O disco como memória que a nuvem não guarda
O futuro da indústria de games é digital. Isso não é uma opinião; é um dado confirmado pelos próprios números de venda da Sony. Mas o futuro da memória coletiva de uma geração que cresceu trocando discos, lendo manuais grampeados e emprestando jogos para o amigo da escola não cabe numa conta da PlayStation Network. Essa memória tem peso, tem textura, tem uma embalagem que você pode abrir.
A Sony acelerou o digital e, sem querer, elevou o valor do analógico. Gran Turismo para PS1 não é apenas um jogo de corrida dos anos 90; é um documento de uma época, um artefato que explica como a indústria funcionava, como as pessoas jogavam e o que aquele momento significou para uma geração inteira. Um arquivo na nuvem não carrega esse peso da mesma forma, e nunca vai carregar.
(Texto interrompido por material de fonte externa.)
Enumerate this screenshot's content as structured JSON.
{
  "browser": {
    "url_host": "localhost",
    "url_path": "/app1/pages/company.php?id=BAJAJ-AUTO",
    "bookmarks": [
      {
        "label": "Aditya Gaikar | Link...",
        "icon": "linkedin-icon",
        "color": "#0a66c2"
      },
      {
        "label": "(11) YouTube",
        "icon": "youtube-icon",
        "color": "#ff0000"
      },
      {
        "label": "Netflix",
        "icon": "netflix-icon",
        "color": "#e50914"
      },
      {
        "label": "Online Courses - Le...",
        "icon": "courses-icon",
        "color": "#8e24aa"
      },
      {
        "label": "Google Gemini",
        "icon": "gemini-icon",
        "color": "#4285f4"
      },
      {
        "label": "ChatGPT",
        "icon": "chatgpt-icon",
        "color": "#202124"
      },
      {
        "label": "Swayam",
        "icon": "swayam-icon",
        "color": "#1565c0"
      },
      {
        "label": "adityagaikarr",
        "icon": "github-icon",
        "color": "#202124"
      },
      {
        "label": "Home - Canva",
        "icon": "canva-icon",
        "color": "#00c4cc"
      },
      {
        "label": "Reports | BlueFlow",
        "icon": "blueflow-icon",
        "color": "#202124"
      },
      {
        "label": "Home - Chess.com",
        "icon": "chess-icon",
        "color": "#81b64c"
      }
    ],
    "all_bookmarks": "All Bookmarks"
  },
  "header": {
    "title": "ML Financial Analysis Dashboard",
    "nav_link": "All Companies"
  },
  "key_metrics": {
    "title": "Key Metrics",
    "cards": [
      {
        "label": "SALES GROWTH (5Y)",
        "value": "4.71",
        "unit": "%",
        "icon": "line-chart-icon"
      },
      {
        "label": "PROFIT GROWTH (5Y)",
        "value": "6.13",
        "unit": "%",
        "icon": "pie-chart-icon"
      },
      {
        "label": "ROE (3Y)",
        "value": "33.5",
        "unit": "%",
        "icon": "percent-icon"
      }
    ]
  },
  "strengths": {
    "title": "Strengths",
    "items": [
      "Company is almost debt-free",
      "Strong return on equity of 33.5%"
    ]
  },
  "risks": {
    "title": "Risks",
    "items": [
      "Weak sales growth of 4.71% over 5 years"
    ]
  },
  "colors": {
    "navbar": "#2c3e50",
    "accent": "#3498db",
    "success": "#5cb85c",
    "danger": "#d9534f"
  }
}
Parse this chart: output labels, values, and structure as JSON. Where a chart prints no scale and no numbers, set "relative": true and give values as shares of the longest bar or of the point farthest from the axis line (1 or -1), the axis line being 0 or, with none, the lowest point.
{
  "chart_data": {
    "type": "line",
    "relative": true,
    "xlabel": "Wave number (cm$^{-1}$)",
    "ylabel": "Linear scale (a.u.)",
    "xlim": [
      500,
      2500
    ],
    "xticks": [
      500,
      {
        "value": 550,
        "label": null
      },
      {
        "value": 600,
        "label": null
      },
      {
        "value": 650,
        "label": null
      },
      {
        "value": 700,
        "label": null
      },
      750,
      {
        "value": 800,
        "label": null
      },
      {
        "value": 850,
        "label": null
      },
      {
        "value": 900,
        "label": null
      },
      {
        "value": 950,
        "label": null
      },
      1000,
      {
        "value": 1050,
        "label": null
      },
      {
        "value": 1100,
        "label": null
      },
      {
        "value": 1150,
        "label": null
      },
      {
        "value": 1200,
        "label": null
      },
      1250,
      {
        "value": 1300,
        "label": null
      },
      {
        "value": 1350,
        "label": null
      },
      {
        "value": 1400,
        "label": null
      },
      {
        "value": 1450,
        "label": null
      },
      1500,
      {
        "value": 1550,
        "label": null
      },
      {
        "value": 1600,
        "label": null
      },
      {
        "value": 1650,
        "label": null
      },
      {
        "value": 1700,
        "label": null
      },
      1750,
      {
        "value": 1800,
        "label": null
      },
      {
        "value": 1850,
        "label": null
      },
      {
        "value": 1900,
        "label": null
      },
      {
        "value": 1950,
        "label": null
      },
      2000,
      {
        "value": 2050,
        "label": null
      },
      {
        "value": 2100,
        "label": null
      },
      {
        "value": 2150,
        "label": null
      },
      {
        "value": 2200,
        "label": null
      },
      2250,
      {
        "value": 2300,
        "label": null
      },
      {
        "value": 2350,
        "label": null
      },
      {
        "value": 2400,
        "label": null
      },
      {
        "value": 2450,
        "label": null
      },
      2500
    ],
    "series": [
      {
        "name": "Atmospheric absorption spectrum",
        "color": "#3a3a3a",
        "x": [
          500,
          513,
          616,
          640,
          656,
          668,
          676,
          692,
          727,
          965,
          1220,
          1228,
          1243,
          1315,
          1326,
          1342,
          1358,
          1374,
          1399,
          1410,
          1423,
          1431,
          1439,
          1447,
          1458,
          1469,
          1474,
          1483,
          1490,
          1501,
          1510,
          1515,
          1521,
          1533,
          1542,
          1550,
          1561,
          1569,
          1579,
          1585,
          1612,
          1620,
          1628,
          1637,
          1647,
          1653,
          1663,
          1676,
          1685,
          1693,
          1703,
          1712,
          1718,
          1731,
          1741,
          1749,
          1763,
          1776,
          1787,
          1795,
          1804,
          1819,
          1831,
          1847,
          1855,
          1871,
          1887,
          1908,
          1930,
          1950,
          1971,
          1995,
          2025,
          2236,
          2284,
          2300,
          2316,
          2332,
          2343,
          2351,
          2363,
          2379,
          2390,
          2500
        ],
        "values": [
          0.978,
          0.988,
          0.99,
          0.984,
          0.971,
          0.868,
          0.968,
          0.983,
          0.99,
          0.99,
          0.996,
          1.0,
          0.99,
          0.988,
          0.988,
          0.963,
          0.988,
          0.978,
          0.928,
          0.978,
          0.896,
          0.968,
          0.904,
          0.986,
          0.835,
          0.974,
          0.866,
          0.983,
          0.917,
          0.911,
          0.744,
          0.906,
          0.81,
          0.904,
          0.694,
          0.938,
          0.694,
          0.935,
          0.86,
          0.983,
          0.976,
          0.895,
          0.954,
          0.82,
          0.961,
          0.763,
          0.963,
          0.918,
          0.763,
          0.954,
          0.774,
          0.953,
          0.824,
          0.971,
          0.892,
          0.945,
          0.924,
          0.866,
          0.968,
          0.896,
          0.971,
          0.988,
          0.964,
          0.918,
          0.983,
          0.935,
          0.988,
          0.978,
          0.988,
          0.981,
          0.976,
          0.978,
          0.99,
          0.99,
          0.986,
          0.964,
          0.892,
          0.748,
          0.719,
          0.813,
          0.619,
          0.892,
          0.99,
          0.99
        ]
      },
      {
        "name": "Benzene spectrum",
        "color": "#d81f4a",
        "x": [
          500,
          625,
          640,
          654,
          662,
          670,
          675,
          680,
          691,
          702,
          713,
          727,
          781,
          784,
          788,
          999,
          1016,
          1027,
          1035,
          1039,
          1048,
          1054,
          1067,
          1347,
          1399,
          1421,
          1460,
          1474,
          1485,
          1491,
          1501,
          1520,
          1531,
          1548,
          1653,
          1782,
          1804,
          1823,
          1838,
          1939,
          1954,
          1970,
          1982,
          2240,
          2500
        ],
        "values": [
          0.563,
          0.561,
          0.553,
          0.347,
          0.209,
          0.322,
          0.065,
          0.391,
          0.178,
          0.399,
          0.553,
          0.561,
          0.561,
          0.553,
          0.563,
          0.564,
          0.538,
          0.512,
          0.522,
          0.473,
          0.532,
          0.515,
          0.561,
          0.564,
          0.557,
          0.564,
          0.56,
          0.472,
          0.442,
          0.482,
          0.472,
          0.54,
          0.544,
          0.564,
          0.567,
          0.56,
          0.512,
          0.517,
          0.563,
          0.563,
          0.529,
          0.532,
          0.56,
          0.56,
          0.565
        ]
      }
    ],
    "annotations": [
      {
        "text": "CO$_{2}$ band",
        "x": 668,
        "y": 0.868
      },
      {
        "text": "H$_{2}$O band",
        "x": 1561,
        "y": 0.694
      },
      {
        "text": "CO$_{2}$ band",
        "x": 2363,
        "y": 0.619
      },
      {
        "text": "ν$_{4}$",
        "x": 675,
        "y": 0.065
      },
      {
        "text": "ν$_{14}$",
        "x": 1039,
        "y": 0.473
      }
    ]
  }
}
Para revisitar recordações de quando as locadoras dominavam o acesso aos jogos, veja nossas memórias das locadoras nos anos 90.
O Gamer das Antigas continuará cobrindo esse universo com a profundidade que ele merece, sendo referência para quem quer navegar no mercado de retrogaming com inteligência. Com o fim das mídias físicas da Sony se aproximando, cuidar da sua coleção é mais importante do que nunca. Trate cada disco com o cuidado que ele merece: o que está na sua prateleira hoje é, cada vez mais, algo que o mercado vai procurar amanhã, e não vai encontrar em nenhuma loja digital.